AWS Compute Services
Amazon Elastic Compute Cloud , or EC2 for short, provides virtual servers in the AWS cloud. You can launch one or thousands of instances simultaneously and only pay for what you use. There's a broad range of instant types with varying compute and memory capabilities, and those will be optimized for different use cases. Amazon EC2 Autoscalingallows you to dynamically scale your Amazon EC2 capacity up or down automatically according to conditions that you define. It can scale up or down by launching or terminating instances based on demand. It can also perform health checks on those instances and replace them when they become unhealthy.

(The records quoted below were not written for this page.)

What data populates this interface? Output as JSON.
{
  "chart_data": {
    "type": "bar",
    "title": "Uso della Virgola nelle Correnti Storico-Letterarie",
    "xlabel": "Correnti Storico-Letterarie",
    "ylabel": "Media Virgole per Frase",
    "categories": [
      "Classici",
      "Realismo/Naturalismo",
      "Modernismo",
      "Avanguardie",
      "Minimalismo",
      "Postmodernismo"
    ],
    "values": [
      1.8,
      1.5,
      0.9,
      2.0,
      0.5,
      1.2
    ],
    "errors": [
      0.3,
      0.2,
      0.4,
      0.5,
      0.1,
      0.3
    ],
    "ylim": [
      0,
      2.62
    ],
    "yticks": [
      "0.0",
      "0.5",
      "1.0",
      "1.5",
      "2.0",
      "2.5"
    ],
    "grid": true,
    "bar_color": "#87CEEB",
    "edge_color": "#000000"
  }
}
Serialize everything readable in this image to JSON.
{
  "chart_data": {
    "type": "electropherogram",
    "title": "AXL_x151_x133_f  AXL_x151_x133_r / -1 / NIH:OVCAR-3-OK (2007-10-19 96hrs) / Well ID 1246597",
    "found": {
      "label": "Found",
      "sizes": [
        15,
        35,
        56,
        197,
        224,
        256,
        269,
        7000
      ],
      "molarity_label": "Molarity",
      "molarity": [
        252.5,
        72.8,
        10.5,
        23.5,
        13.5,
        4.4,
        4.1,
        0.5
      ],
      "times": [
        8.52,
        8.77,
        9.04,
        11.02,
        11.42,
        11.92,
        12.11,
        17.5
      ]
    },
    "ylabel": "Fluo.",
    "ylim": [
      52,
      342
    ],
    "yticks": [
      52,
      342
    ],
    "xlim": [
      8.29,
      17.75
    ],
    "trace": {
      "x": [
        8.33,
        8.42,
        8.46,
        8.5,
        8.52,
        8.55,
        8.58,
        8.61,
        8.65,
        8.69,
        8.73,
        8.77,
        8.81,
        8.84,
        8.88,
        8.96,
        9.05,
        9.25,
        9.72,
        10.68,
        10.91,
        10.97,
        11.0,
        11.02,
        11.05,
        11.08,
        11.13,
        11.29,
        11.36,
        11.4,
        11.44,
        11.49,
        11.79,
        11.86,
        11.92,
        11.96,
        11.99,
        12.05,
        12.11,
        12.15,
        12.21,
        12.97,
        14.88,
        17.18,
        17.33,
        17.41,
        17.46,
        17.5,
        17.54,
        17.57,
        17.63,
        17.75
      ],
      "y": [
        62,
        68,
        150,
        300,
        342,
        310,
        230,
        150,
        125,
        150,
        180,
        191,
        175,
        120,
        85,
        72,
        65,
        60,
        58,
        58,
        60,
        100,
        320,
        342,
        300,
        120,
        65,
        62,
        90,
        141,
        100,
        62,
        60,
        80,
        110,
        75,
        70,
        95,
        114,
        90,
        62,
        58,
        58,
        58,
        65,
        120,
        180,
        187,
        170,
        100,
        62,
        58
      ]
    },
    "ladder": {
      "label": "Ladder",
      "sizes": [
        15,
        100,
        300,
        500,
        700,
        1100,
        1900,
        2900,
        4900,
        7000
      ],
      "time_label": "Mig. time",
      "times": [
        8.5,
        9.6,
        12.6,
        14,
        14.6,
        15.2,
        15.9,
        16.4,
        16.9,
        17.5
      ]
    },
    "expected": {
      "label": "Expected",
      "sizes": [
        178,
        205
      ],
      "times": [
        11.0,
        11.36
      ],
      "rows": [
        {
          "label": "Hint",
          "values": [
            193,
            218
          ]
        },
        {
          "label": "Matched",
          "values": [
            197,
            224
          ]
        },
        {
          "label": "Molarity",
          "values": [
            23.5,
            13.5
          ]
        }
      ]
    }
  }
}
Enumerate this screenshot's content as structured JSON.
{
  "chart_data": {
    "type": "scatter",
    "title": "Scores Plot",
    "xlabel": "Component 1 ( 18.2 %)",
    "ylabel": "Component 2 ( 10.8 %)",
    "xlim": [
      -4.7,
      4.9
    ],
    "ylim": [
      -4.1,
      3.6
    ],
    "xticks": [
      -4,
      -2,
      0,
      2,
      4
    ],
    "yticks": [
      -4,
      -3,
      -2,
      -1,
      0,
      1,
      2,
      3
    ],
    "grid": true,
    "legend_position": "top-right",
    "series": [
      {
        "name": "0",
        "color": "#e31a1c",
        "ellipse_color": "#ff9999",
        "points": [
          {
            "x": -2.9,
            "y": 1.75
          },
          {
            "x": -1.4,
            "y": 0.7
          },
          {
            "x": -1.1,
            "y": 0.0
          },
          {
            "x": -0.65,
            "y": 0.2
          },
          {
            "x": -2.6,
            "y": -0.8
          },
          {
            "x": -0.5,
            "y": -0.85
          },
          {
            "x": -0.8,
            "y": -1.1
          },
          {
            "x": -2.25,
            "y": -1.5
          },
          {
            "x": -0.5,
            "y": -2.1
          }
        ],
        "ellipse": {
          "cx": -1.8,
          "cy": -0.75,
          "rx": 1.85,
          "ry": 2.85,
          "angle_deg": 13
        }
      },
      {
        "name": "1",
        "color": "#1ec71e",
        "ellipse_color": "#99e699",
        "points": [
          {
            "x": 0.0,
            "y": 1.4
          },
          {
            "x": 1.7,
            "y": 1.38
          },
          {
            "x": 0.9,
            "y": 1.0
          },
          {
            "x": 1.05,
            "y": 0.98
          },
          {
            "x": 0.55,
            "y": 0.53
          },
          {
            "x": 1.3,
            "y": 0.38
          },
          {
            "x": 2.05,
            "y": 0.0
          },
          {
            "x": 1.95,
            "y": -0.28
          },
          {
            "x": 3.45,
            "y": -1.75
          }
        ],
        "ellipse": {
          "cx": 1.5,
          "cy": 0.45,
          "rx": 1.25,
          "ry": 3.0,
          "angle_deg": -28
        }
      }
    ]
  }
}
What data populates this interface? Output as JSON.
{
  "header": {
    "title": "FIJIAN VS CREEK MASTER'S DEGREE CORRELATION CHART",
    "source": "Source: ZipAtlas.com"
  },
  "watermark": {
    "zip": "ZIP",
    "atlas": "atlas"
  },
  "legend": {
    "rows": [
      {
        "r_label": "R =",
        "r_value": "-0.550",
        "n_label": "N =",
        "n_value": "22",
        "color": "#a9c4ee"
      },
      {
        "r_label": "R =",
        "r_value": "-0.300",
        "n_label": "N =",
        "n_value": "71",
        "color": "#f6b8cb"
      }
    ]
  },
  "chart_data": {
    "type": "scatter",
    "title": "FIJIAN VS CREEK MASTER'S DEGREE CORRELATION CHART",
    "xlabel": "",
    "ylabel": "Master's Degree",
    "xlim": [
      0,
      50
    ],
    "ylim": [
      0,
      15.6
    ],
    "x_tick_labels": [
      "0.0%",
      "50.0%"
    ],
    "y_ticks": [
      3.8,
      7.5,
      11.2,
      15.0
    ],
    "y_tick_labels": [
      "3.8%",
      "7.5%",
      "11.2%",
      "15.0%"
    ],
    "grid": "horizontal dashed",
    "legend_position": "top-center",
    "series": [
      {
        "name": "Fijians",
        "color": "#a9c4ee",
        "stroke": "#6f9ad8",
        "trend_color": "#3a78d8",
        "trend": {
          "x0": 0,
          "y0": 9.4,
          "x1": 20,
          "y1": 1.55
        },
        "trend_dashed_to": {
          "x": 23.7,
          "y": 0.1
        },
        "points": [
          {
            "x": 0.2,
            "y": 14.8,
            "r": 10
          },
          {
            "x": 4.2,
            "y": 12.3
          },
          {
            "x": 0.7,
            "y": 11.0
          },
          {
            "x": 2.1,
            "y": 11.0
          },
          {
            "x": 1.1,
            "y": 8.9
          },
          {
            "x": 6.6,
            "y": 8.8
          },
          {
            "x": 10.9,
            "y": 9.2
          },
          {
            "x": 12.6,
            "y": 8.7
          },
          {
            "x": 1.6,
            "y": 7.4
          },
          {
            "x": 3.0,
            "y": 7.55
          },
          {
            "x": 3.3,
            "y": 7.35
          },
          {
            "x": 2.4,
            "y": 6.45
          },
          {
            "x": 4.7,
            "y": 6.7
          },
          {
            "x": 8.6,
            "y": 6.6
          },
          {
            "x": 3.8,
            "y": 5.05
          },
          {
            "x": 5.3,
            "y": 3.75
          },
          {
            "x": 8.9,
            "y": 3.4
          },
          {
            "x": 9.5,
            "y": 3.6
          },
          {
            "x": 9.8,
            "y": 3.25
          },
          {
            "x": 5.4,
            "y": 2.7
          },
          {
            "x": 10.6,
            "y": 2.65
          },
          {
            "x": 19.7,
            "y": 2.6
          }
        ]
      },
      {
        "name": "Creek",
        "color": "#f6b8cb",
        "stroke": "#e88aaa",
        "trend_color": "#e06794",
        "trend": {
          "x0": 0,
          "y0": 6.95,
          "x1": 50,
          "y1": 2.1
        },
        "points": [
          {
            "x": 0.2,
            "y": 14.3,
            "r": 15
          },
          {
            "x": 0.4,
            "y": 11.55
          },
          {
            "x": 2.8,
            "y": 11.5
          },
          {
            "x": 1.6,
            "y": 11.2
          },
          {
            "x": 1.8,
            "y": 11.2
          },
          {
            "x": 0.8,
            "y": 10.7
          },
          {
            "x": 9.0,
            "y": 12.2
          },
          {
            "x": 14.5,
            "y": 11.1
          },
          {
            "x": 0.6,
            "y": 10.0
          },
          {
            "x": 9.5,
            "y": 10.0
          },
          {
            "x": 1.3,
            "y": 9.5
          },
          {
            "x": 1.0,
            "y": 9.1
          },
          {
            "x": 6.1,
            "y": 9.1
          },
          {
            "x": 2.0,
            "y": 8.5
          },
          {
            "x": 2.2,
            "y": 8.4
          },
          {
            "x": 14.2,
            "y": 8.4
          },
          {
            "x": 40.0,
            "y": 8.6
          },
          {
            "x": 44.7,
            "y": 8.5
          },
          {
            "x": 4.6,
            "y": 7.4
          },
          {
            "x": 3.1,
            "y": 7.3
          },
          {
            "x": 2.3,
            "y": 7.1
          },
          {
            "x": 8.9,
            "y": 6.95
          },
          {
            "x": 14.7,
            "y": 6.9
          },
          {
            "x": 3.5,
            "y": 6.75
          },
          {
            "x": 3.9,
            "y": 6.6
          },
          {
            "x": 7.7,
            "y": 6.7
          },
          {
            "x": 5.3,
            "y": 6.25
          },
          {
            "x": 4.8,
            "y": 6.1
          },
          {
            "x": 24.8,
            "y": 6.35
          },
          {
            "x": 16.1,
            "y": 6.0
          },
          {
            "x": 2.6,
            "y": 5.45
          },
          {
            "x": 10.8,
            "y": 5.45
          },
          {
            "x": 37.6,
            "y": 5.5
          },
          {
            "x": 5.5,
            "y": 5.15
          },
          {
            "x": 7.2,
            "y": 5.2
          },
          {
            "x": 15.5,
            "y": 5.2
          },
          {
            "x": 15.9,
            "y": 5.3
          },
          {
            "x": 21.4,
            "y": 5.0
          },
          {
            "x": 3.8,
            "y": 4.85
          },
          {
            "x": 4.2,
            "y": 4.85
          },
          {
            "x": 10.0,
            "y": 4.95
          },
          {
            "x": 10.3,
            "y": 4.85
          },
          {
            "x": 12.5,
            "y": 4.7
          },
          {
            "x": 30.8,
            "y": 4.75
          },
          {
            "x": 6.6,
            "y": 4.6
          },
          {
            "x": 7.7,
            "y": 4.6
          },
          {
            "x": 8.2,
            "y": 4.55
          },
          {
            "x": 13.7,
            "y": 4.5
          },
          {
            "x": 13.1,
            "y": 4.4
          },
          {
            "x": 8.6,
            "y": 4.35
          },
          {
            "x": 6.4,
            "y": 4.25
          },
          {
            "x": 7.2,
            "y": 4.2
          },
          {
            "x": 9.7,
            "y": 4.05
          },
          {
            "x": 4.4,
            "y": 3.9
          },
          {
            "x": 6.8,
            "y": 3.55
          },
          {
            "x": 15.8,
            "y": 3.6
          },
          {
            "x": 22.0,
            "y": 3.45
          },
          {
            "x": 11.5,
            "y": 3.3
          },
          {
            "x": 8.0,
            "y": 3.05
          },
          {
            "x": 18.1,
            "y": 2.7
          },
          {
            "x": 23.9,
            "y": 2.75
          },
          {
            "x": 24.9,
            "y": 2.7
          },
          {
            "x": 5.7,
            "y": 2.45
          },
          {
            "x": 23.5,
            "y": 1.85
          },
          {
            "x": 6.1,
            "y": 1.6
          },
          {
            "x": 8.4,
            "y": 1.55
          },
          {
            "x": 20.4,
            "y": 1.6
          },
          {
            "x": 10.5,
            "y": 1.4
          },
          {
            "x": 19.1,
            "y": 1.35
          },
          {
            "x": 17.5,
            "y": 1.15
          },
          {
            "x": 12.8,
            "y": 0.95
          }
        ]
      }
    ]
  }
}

https://aws.amazon.com/lightsail/ it's the easiest way to launch virtual servers running applications in the AWS cloud. AWS will provision everything you need, including DNS management and storage, to get you up and running as quickly as possible.
Amazon Elastic Container Service , or ECS for short, is a highly scalable high-performance container management service for Docker containers. The containers, they will run on a managed cluster of EC2 instances.
AWS Lambda is a serverless service and lets you run code in the AWS cloud without having to worry about provisioning or managing that service. You just upload your code, and AWS takes care of everything for you.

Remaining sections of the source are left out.